Spin-glass dynamics in the presence of a magnetic field: exploration of microscopic properties

The synergy between experiment, theory, and simulations enables a microscopic analysis of spin-glass dynamics in a magnetic field in the vicinity of and below the spin-glass transition temperature T-g. The spin-glass correlation length, xi(t, t(w); T), is analysed both in experiments and in simulations in terms of the waiting time t(w) after the spin glass has been cooled down to a stabilised measuring temperature T < T-g and of the time t after the magnetic field is changed.
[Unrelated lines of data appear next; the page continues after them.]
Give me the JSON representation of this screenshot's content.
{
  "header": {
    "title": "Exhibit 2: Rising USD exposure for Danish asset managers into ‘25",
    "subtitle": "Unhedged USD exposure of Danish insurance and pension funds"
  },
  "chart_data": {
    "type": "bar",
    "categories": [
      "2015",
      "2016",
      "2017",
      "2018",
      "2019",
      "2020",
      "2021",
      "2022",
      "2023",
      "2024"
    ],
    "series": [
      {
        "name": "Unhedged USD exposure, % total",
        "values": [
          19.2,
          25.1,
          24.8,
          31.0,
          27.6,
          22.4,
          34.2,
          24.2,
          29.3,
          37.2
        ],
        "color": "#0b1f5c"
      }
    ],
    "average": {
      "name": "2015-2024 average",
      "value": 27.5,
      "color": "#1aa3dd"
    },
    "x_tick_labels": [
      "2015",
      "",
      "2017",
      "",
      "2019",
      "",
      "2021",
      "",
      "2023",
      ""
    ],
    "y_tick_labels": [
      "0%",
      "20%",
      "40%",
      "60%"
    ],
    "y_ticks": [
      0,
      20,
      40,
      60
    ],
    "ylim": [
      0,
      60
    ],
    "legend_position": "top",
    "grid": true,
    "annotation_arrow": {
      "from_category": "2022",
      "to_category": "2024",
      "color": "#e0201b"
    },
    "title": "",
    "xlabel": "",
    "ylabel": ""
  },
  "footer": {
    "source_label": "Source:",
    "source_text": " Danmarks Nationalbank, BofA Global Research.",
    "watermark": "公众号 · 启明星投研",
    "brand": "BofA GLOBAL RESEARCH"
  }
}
This correlation length is extracted experimentally for a CuMn 6 at. % single crystal, as well as for simulations on the Janus II special-purpose supercomputer, the latter with time and length scales comparable to experiment. The non-linear magnetic susceptibility is reported from experiment and simulations, using xi(t, t(w); T) as the scaling variable. Previous experiments are reanalysed, and disagreements about the nature of the Zeeman energy are resolved. The growth of the spin-glass magnetisation in zero-field magnetisation experiments, M-ZFC(t, t(w); T), is measured from simulations, verifying the scaling relationships in the dynamical or non-equilibrium regime. Our preliminary search for the de Almeida-Thouless line in D = 3 is discussed.